Book Read Free

Ferney

Page 22

by James Long


  He gave a great sigh. ‘Oh, do you know how I looked for you? I went to see every baby for miles. Had to find an excuse to go knocking on their doors, so I bought a great pile of baby clothes, saying I had no use for them any more now you’d gone so I was giving them away. People must have thought I was mad. I went on looking for months, but I couldn’t find you anywhere.’

  ‘Would you have known?’

  ‘Oh yes. I think I would. I always hoped you’d turn up one day – just come walking in – but you didn’t, not until now anyway.’

  Babies, death, water and stones were whirling in Gally’s head.

  ‘I’m not sure I really understand, Ferney. Just go through it slowly for me. What went wrong?’

  ‘I’d only done the business of the water down there for us. You do understand that, don’t you?’ He spoke like a lover begging forgiveness for some current lapse.

  ‘Not completely. At least not up here.’ She tapped her forehead. ‘Not where I can get hold of it.’

  He sighed and started again, speaking slowly, punctuating each sentence with an emphatic chopping movement of both hands.

  ‘Effie Mullard was having her baby, right? It was killing me – growing in her, down there right by the stone. Do you remember? It wasn’t giving us a chance. We had such a good life, you and me, and because of her and that tramp I was getting more and more ill the bigger she got. I knew it was going to be me when it was born, so it was clear enough that I was going to die and there was only one thing to do, you see? I had to get Effie right away from the house before it was born, then maybe it wouldn’t be me. You knew. We talked about it. You knew what I was doing. You didn’t like it but you knew it had to be done. I used the water to do it, I flooded her out.’

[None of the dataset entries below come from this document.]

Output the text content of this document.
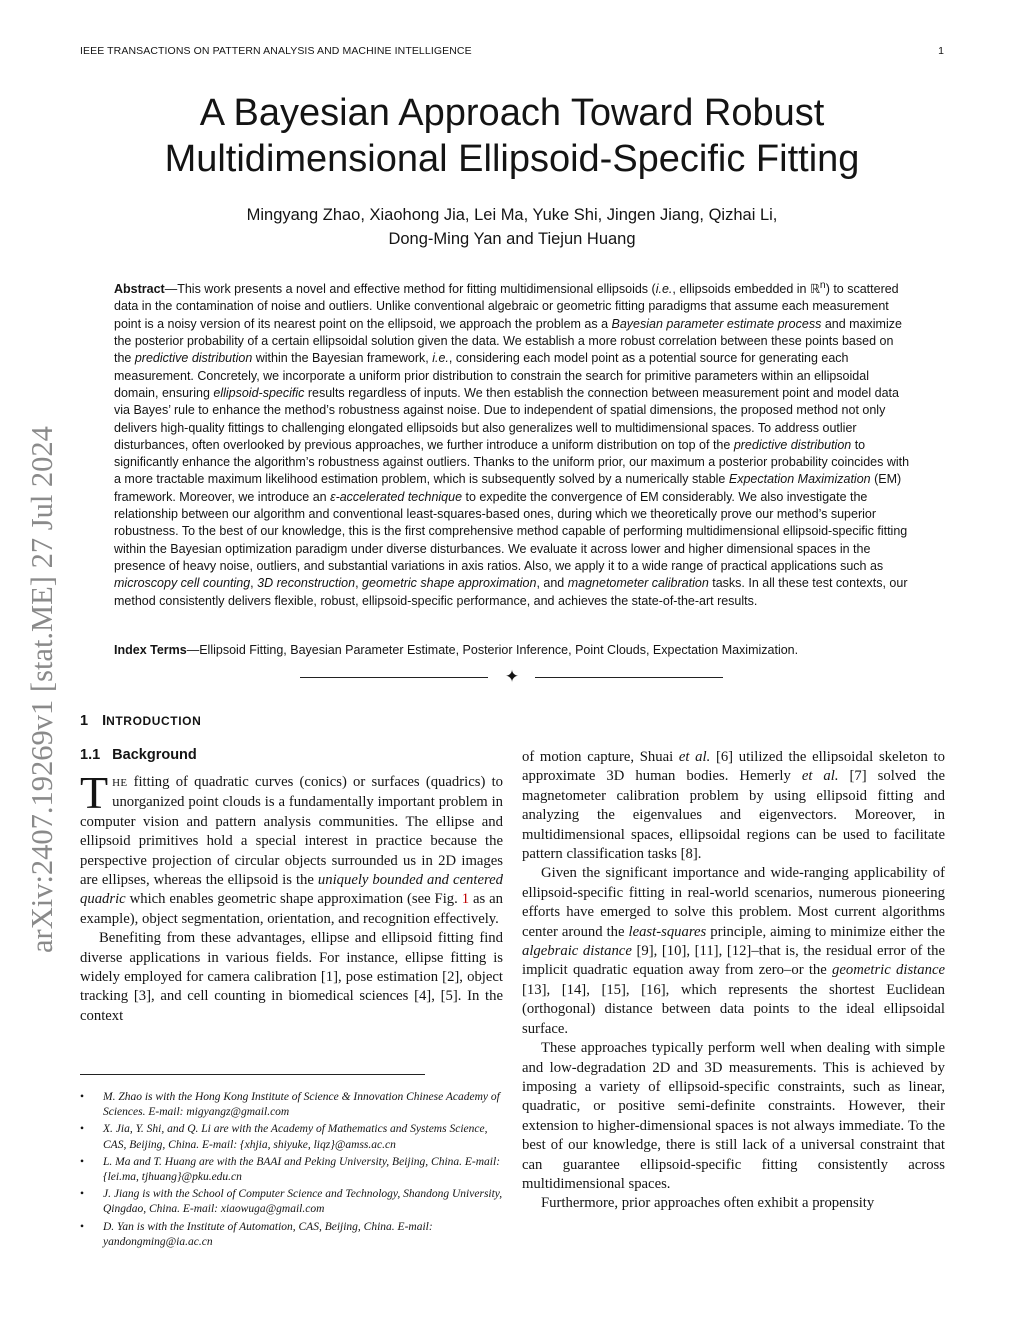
IEEE TRANSACTIONS ON PATTERN ANALYSIS AND MACHINE INTELLIGENCE	1
A Bayesian Approach Toward Robust
Multidimensional Ellipsoid-Specific Fitting
Mingyang Zhao, Xiaohong Jia, Lei Ma, Yuke Shi, Jingen Jiang, Qizhai Li,
Dong-Ming Yan and Tiejun Huang
arXiv:2407.19269v1 [stat.ME] 27 Jul 2024

Abstract—This work presents a novel and effective method for fitting multidimensional ellipsoids (i.e., ellipsoids embedded in ℝ$^n$) to scattered data in the contamination of noise and outliers. Unlike conventional algebraic or geometric fitting paradigms that assume each measurement point is a noisy version of its nearest point on the ellipsoid, we approach the problem as a Bayesian parameter estimate process and maximize the posterior probability of a certain ellipsoidal solution given the data. We establish a more robust correlation between these points based on the predictive distribution within the Bayesian framework, i.e., considering each model point as a potential source for generating each measurement. Concretely, we incorporate a uniform prior distribution to constrain the search for primitive parameters within an ellipsoidal domain, ensuring ellipsoid-specific results regardless of inputs. We then establish the connection between measurement point and model data via Bayes’ rule to enhance the method’s robustness against noise. Due to independent of spatial dimensions, the proposed method not only delivers high-quality fittings to challenging elongated ellipsoids but also generalizes well to multidimensional spaces. To address outlier disturbances, often overlooked by previous approaches, we further introduce a uniform distribution on top of the predictive distribution to significantly enhance the algorithm’s robustness against outliers. Thanks to the uniform prior, our maximum a posterior probability coincides with a more tractable maximum likelihood estimation problem, which is subsequently solved by a numerically stable Expectation Maximization (EM) framework. Moreover, we introduce an ε-accelerated technique to expedite the convergence of EM considerably. We also investigate the relationship between our algorithm and conventional least-squares-based ones, during which we theoretically prove our method’s superior robustness. To the best of our knowledge, this is the first comprehensive method capable of performing multidimensional ellipsoid-specific fitting within the Bayesian optimization paradigm under diverse disturbances. We evaluate it across lower and higher dimensional spaces in the presence of heavy noise, outliers, and substantial variations in axis ratios. Also, we apply it to a wide range of practical applications such as microscopy cell counting, 3D reconstruction, geometric shape approximation, and magnetometer calibration tasks. In all these test contexts, our method consistently delivers flexible, robust, ellipsoid-specific performance, and achieves the state-of-the-art results.

Index Terms—Ellipsoid Fitting, Bayesian Parameter Estimate, Posterior Inference, Point Clouds, Expectation Maximization.
✦
1 INTRODUCTION
1.1 Background

THE fitting of quadratic curves (conics) or surfaces (quadrics) to unorganized point clouds is a fundamentally important problem in computer vision and pattern analysis communities. The ellipse and ellipsoid primitives hold a special interest in practice because the perspective projection of circular objects surrounded us in 2D images are ellipses, whereas the ellipsoid is the uniquely bounded and centered quadric which enables geometric shape approximation (see Fig. 1 as an example), object segmentation, orientation, and recognition effectively.

Benefiting from these advantages, ellipse and ellipsoid fitting find diverse applications in various fields. For instance, ellipse fitting is widely employed for camera calibration [1], pose estimation [2], object tracking [3], and cell counting in biomedical sciences [4], [5]. In the context

of motion capture, Shuai et al. [6] utilized the ellipsoidal skeleton to approximate 3D human bodies. Hemerly et al. [7] solved the magnetometer calibration problem by using ellipsoid fitting and analyzing the eigenvalues and eigenvectors. Moreover, in multidimensional spaces, ellipsoidal regions can be used to facilitate pattern classification tasks [8].

Given the significant importance and wide-ranging applicability of ellipsoid-specific fitting in real-world scenarios, numerous pioneering efforts have emerged to solve this problem. Most current algorithms center around the least-squares principle, aiming to minimize either the algebraic distance [9], [10], [11], [12]–that is, the residual error of the implicit quadratic equation away from zero–or the geometric distance [13], [14], [15], [16], which represents the shortest Euclidean (orthogonal) distance between data points to the ideal ellipsoidal surface.

These approaches typically perform well when dealing with simple and low-degradation 2D and 3D measurements. This is achieved by imposing a variety of ellipsoid-specific constraints, such as linear, quadratic, or positive semi-definite constraints. However, their extension to higher-dimensional spaces is not always immediate. To the best of our knowledge, there is still lack of a universal constraint that can guarantee ellipsoid-specific fitting consistently across multidimensional spaces.

Furthermore, prior approaches often exhibit a propensity

• M. Zhao is with the Hong Kong Institute of Science & Innovation Chinese Academy of Sciences. E-mail: migyangz@gmail.com
• X. Jia, Y. Shi, and Q. Li are with the Academy of Mathematics and Systems Science, CAS, Beijing, China. E-mail: {xhjia, shiyuke, liqz}@amss.ac.cn
• L. Ma and T. Huang are with the BAAI and Peking University, Beijing, China. E-mail: {lei.ma, tjhuang}@pku.edu.cn
• J. Jiang is with the School of Computer Science and Technology, Shandong University, Qingdao, China. E-mail: xiaowuga@gmail.com
• D. Yan is with the Institute of Automation, CAS, Beijing, China. E-mail: yandongming@ia.ac.cn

  ‘Wait, I don’t know about this. You’re saying that if Effie Mullard had stayed here, you would have died when her baby was born?’

  ‘That’s right.’

  ‘I see.’

  He was getting a little agitated, but now he took a moment to draw breath and started again in a calmer voice. ‘The house was empty. She was safely away and I got better and we had a good time again, but then it was all for nothing because you vanished and it seemed to me you’d gone for ever because of what I’d done. Fifty-seven years, Gally, do you have any idea what it’s felt like? But then you came back again. It’s the in-between I don’t know about. What year were you born – 1965?’

  ‘Sixty-three.’

  ‘Where were you born?’

  ‘Bath.’

  He looked surprised, as though that was the wrong answer. ‘Bath? How could that be? Was that where your parents were living?’

  ‘Yes, they’d been there about six months, I think.’

  ‘So where were they before that?’

  ‘London.’

  He shook his head. ‘Somewhere else.’

  ‘No, I don’t think so. They used to spend the weekends with my granny.’

  ‘Where was that?’

  ‘Avebury.’

  ‘That would be it. That’s where it must have happened, you see? There’s the big stone circle there. It grabbed you. That still leaves thirty-odd years in between to work out. Last time you were here was 1933. You were Jennifer on your birth certificate, Jennifer Moldrum before we married.’

  ‘Ferney, you’re talking all around it. I . . . Jennifer disappeared. You say she must have died. Come on. Tell me what happened in 1933?’

  ‘Someone did you harm.’ He looked at her soberly. ‘Doesn’t matter now, but my guess is someone must have been passing by when you died who was getting near their time. Could have been in a car even, so you were born way off somewhere else. That’s the trouble with cars and all this fast transport.’

  ‘It’s as easy as that?’

  ‘Travel’s always been dangerous for us. It’s worse now.’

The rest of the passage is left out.